RITORNANDO AI VOSTRI PRIMI GIORNI COME BAND, COME VI SIETE FORMATI? AVEVATE UN PIANO SPECIFICO PER IL SUONO CHE VOLEVATE PRODURRE? E, DURANTE LA FORMAZIONE, OLTRE ALLO STILE MUSICALE, C’ERA UN’IDEOLOGIA CHE TUTTI I MEMBRI DOVEVANO CONDIVIDERE?
– Ero un tredicenne pieno di entusiasmo e vidi un volantino “Cercasi batterista” in un locale e sala prove della zona. Erano due ragazzi che volevano suonare thrash nello stile della Bay Area. Non avevano canzoni scritte, così portai alcune delle mie. Non erano esattamente in linea con i loro obiettivi, ma furono più soddisfatti quando scesi a compromessi inserendo un breakdown in stile Pantera (ride, ndR).
In quello stesso posto, c’erano anche lezioni e jam session aperte a cui si poteva partecipare. Lì vidi Vatha con una maglietta metal davvero figa (difficile dire quale fosse, a questo punto). Iniziammo a parlare e ci rendemmo subito conto di avere gusti musicali simili. Tuttavia, lui era un po’ più grande e la sua conoscenza musicale surclassava totalmente la mia. La band aveva bisogno di un secondo chitarrista, così lo invitai a provare. Iniziò ad aggiungere armonizzazioni ai riff rendendo il suono molto più maligno. Lo adoravo, ma gli altri ragazzi facevano smorfie. Alla fine se ne andarono, dicendo che ci eravamo presi il controllo della band. Adios! Così rimanemmo solo io e Vatha, e rinominammo il progetto Mefitis.
Per quanto riguarda le ideologie, sì, c’era un requisito. Essenzialmente, un intransigente elitismo e purismo nel black/death metal. Ah, la gioventù… Ci servì per sviluppare il nostro sound, poiché aderivamo sempre a uno standard ben preciso. Tuttavia, col tempo ci siamo resi conto che quel mondo è molto insulare e non ti porta a fare grandi passi avanti nel genere.

SIETE SOLITI SUONARE SPESSO DAL VIVO? AVETE INTENZIONE DI PROMUOVERE IL DISCO IN QUESTI TERMINI?
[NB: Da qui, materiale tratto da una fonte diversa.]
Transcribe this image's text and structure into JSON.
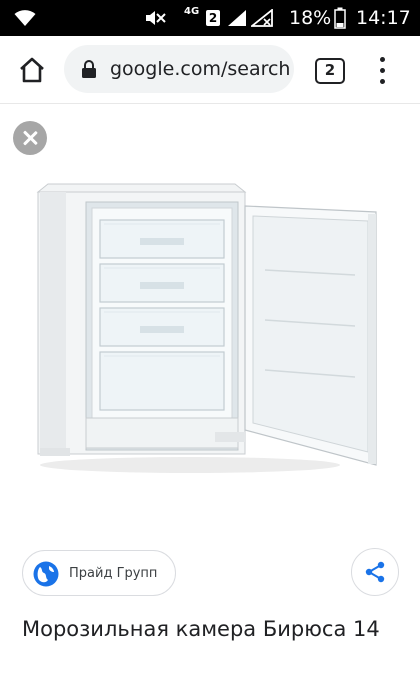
{
  "status_bar": {
    "network_label": "4G",
    "sim_number": "2",
    "battery_percent": "18%",
    "time": "14:17",
    "icons": [
      "wifi-icon",
      "mute-icon",
      "signal-icon",
      "no-sim-signal-icon",
      "battery-icon"
    ]
  },
  "browser": {
    "url": "google.com/search",
    "tab_count": "2",
    "icons": [
      "home-icon",
      "lock-icon",
      "menu-icon"
    ]
  },
  "image_viewer": {
    "close_icon": "close-icon",
    "image_subject": "white freezer with open door and four drawers"
  },
  "result": {
    "source_name": "Прайд Групп",
    "source_icon": "globe-icon",
    "share_icon": "share-icon",
    "title": "Морозильная камера Бирюса 14"
  },
  "colors": {
    "link_blue": "#1a73e8",
    "chip_border": "#dadce0",
    "close_gray": "#a6a6a6"
  }
}
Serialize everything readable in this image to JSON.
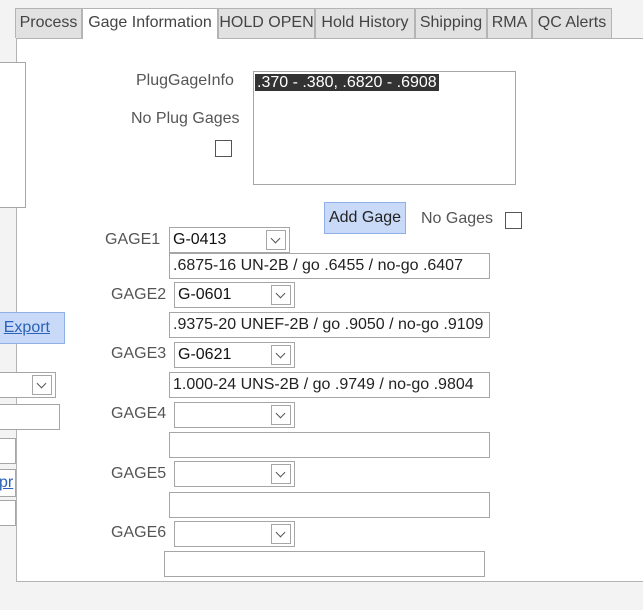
{
  "tabs": [
    {
      "label": "Process"
    },
    {
      "label": "Gage Information"
    },
    {
      "label": "HOLD OPEN"
    },
    {
      "label": "Hold History"
    },
    {
      "label": "Shipping"
    },
    {
      "label": "RMA"
    },
    {
      "label": "QC Alerts"
    }
  ],
  "active_tab": "Gage Information",
  "plug_gage": {
    "label": "PlugGageInfo",
    "value": ".370 - .380, .6820 - .6908",
    "no_plug_label": "No Plug Gages"
  },
  "add_gage_label": "Add Gage",
  "no_gages_label": "No Gages",
  "gages": [
    {
      "label": "GAGE1",
      "selected": "G-0413",
      "desc": ".6875-16 UN-2B / go .6455 / no-go .6407"
    },
    {
      "label": "GAGE2",
      "selected": "G-0601",
      "desc": ".9375-20 UNEF-2B / go .9050 / no-go .9109"
    },
    {
      "label": "GAGE3",
      "selected": "G-0621",
      "desc": "1.000-24 UNS-2B / go .9749 / no-go .9804"
    },
    {
      "label": "GAGE4",
      "selected": "",
      "desc": ""
    },
    {
      "label": "GAGE5",
      "selected": "",
      "desc": ""
    },
    {
      "label": "GAGE6",
      "selected": "",
      "desc": ""
    }
  ],
  "left_partial": {
    "export_label": "Export",
    "link_label": "pr"
  }
}
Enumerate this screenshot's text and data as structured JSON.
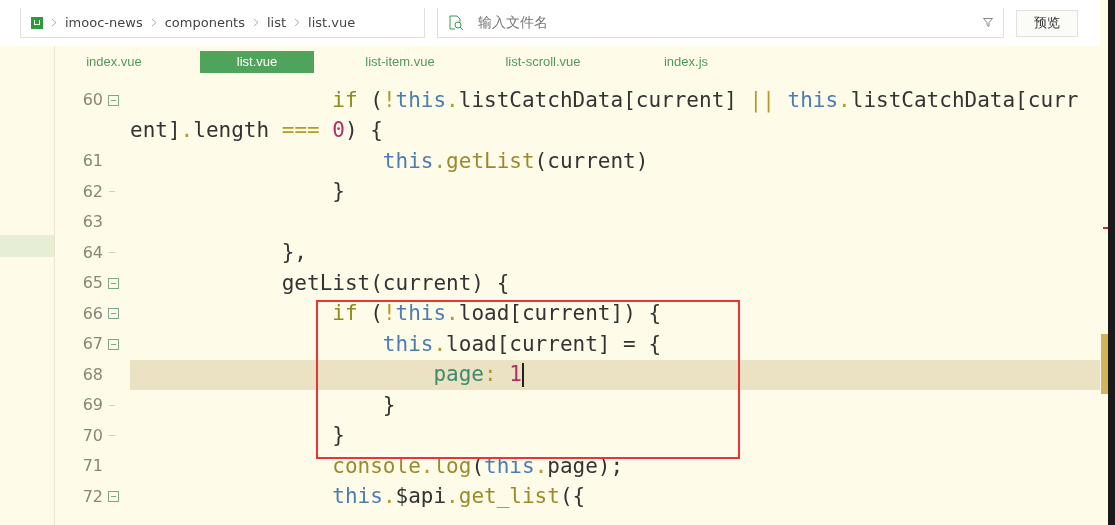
{
  "breadcrumb": [
    "imooc-news",
    "components",
    "list",
    "list.vue"
  ],
  "search": {
    "placeholder": "输入文件名"
  },
  "preview_button": "预览",
  "tabs": [
    {
      "label": "index.vue",
      "selected": false
    },
    {
      "label": "list.vue",
      "selected": true
    },
    {
      "label": "list-item.vue",
      "selected": false
    },
    {
      "label": "list-scroll.vue",
      "selected": false
    },
    {
      "label": "index.js",
      "selected": false
    }
  ],
  "code": [
    {
      "kind": "line",
      "number": "60",
      "fold_start": true,
      "fold_end": false,
      "current": false,
      "tokens": [
        {
          "kind": "kw",
          "s": "                if"
        },
        {
          "kind": "plain",
          "s": " ("
        },
        {
          "kind": "op",
          "s": "!"
        },
        {
          "kind": "this",
          "s": "this"
        },
        {
          "kind": "op",
          "s": "."
        },
        {
          "kind": "plain",
          "s": "listCatchData[current] "
        },
        {
          "kind": "op",
          "s": "||"
        },
        {
          "kind": "this",
          "s": " this"
        },
        {
          "kind": "op",
          "s": "."
        },
        {
          "kind": "plain",
          "s": "listCatchData[curr"
        }
      ]
    },
    {
      "kind": "wrap",
      "fold_start": false,
      "fold_end": false,
      "current": false,
      "tokens": [
        {
          "kind": "plain",
          "s": "ent]"
        },
        {
          "kind": "op",
          "s": "."
        },
        {
          "kind": "plain",
          "s": "length "
        },
        {
          "kind": "op",
          "s": "==="
        },
        {
          "kind": "num",
          "s": " 0"
        },
        {
          "kind": "plain",
          "s": ") {"
        }
      ]
    },
    {
      "kind": "line",
      "number": "61",
      "fold_start": false,
      "fold_end": false,
      "current": false,
      "tokens": [
        {
          "kind": "this",
          "s": "                    this"
        },
        {
          "kind": "op",
          "s": "."
        },
        {
          "kind": "fn",
          "s": "getList"
        },
        {
          "kind": "plain",
          "s": "(current)"
        }
      ]
    },
    {
      "kind": "line",
      "number": "62",
      "fold_start": false,
      "fold_end": true,
      "current": false,
      "tokens": [
        {
          "kind": "plain",
          "s": "                }"
        }
      ]
    },
    {
      "kind": "line",
      "number": "63",
      "fold_start": false,
      "fold_end": false,
      "current": false
    },
    {
      "kind": "line",
      "number": "64",
      "fold_start": false,
      "fold_end": true,
      "current": false,
      "tokens": [
        {
          "kind": "plain",
          "s": "            },"
        }
      ]
    },
    {
      "kind": "line",
      "number": "65",
      "fold_start": true,
      "fold_end": false,
      "current": false,
      "tokens": [
        {
          "kind": "plain",
          "s": "            getList(current) {"
        }
      ]
    },
    {
      "kind": "line",
      "number": "66",
      "fold_start": true,
      "fold_end": false,
      "current": false,
      "tokens": [
        {
          "kind": "kw",
          "s": "                if"
        },
        {
          "kind": "plain",
          "s": " ("
        },
        {
          "kind": "op",
          "s": "!"
        },
        {
          "kind": "this",
          "s": "this"
        },
        {
          "kind": "op",
          "s": "."
        },
        {
          "kind": "plain",
          "s": "load[current]) {"
        }
      ]
    },
    {
      "kind": "line",
      "number": "67",
      "fold_start": true,
      "fold_end": false,
      "current": false,
      "tokens": [
        {
          "kind": "this",
          "s": "                    this"
        },
        {
          "kind": "op",
          "s": "."
        },
        {
          "kind": "plain",
          "s": "load[current] = {"
        }
      ]
    },
    {
      "kind": "line",
      "number": "68",
      "fold_start": false,
      "fold_end": false,
      "current": true,
      "tokens": [
        {
          "kind": "prop",
          "s": "                        page"
        },
        {
          "kind": "op",
          "s": ":"
        },
        {
          "kind": "num",
          "s": " 1"
        }
      ]
    },
    {
      "kind": "line",
      "number": "69",
      "fold_start": false,
      "fold_end": true,
      "current": false,
      "tokens": [
        {
          "kind": "plain",
          "s": "                    }"
        }
      ]
    },
    {
      "kind": "line",
      "number": "70",
      "fold_start": false,
      "fold_end": true,
      "current": false,
      "tokens": [
        {
          "kind": "plain",
          "s": "                }"
        }
      ]
    },
    {
      "kind": "line",
      "number": "71",
      "fold_start": false,
      "fold_end": false,
      "current": false,
      "tokens": [
        {
          "kind": "fn",
          "s": "                console"
        },
        {
          "kind": "op",
          "s": "."
        },
        {
          "kind": "fn",
          "s": "log"
        },
        {
          "kind": "plain",
          "s": "("
        },
        {
          "kind": "this",
          "s": "this"
        },
        {
          "kind": "op",
          "s": "."
        },
        {
          "kind": "plain",
          "s": "page);"
        }
      ]
    },
    {
      "kind": "line",
      "number": "72",
      "fold_start": true,
      "fold_end": false,
      "current": false,
      "tokens": [
        {
          "kind": "this",
          "s": "                this"
        },
        {
          "kind": "op",
          "s": "."
        },
        {
          "kind": "plain",
          "s": "$api"
        },
        {
          "kind": "op",
          "s": "."
        },
        {
          "kind": "fn",
          "s": "get_list"
        },
        {
          "kind": "plain",
          "s": "({"
        }
      ]
    }
  ]
}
– Ci esibiamo live a fasi alterne. Abbiamo suonato dal vivo in passato e coinvolto altri membri per i concerti. Qualche anno fa, il nostro set era incredibilmente preciso, con uno spettacolo di luci coordinato e progettato da Forest Hughes. Si possono vedere alcuni video delle nostre prove sul nostro canale YouTube. L’atmosfera era intensa. Tuttavia, oggigiorno siamo più concentrati sulla registrazione di musica. La natura immortale di un disco è per noi più allettante rispetto a quella sorta di mandala di sabbia che sono le performance dal vivo. Nel futuro immediato, non promuoveremo il disco sul palco.